Mitte August, Luca Nardulli war mittlerweile elf, kaufte er sich im Strandbad Le Dune ein Wassereis, auch wenn seine Mutter das den Betreibern des Strandbads Miami gegenüber unhöflich fand. Er hatte entdeckt, dass Betta nach dem Mittagessen immer in den Lido Le Dune ging um sich dort mit einer Freundin, die an der Bar jobbte, zu unterhalten. Dabei ließ sie in der Jukebox ununterbrochen Figli delle stelle laufen. Luca betrat die Bar, nahm sich das Eis aus der Kühltruhe, zahlte und tat so, als bewunderte er einen Typen, der wie besessen flipperte und die Finger keine Sekunde von den Tasten ließ. Er aß sein Wassereis in Regenbogenfarben, und unterdessen beobachtete er sie und prägte sich sogar die Farben ihres Perlenarmbands ein. Auch wenn er ganz wehmütig davon wurde, weil seine Liebe bestimmt nie erhört würde, genoss er das. Wenigstens durfte er sie anschauen, schon bald würde er es wieder ein ganzes Jahr ohne sie aushalten müssen.

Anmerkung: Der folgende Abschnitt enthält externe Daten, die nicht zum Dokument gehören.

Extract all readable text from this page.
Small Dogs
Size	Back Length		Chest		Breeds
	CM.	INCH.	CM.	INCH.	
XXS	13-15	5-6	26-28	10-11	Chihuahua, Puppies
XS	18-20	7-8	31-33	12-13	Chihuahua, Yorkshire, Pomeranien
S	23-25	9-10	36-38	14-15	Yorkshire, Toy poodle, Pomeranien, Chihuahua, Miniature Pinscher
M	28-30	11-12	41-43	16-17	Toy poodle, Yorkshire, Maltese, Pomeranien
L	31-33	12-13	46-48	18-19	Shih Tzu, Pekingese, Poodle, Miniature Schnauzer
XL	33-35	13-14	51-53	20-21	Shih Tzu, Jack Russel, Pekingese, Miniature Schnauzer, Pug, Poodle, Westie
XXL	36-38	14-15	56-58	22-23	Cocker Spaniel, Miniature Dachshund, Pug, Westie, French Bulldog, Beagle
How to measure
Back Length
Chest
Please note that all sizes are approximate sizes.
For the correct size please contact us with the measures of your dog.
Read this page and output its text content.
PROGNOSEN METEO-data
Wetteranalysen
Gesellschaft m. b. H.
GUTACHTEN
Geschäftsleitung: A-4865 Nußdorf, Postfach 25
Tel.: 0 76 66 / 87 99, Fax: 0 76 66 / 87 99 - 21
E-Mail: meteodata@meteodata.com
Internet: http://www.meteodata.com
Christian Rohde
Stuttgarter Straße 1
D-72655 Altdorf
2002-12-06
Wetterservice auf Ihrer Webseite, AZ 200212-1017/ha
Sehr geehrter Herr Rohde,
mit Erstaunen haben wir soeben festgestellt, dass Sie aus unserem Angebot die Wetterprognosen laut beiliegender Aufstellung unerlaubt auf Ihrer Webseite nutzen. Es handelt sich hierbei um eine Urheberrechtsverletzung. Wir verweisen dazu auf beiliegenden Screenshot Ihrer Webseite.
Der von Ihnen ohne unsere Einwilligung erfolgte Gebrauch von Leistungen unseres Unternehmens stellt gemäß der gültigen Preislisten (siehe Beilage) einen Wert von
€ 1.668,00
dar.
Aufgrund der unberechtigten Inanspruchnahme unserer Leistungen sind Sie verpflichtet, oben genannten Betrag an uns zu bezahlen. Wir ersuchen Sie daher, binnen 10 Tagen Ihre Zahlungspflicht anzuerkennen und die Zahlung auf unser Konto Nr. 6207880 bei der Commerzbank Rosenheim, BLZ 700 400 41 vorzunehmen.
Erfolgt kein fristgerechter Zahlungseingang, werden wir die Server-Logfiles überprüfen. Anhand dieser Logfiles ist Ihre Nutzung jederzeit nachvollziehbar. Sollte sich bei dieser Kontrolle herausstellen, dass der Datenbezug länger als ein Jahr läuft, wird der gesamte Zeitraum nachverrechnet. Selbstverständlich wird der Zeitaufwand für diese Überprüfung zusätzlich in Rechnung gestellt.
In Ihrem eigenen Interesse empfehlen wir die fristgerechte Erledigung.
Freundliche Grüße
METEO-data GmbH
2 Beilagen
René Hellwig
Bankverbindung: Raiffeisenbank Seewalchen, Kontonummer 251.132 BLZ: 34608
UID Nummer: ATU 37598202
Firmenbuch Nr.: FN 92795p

Eines Nachmittags sah er, dass sie völlig auf eine Partie Tischfußball konzentriert war. Sie spielte mit einem, der bestimmt sechzehn war, gegen zwei andere Jungs. Und schoss wie ein Profi. Die Gegner protestierten und stöhnten laut auf, gleichzeitig verschlangen sie sie mit ihren Blicken. Betta lachte und blieb konzentriert, den Blick auf den Ball gerichtet und jederzeit bereit, die Stange zu drehen: Ein gezielter Schuss und schon verschwand der Ball wieder im roten Tor. So oft, dass sich ihr Mitspieler beschwerte, weil er gar nichts zu tun hatte. Irgendwann schlug er sogar wütend gegen das Gestänge und verwünschte sie. Betta beachtete ihn nicht weiter und setzte ihr Spiel fort. Daraufhin wurde der andere dermaßen sauer, dass er sie mitten im Spiel sitzen ließ, woraufhin ihn die anderen beiden wortreich verfluchten. Betta ließ sich davon nicht beeindrucken und schaute sich lächelnd um. Da fiel ihr Blick auf ihn, ausgerechnet auf ihn, der neben dem Flipperautomaten an seinem Holzstiel lutschte, der noch nach Minze schmeckte.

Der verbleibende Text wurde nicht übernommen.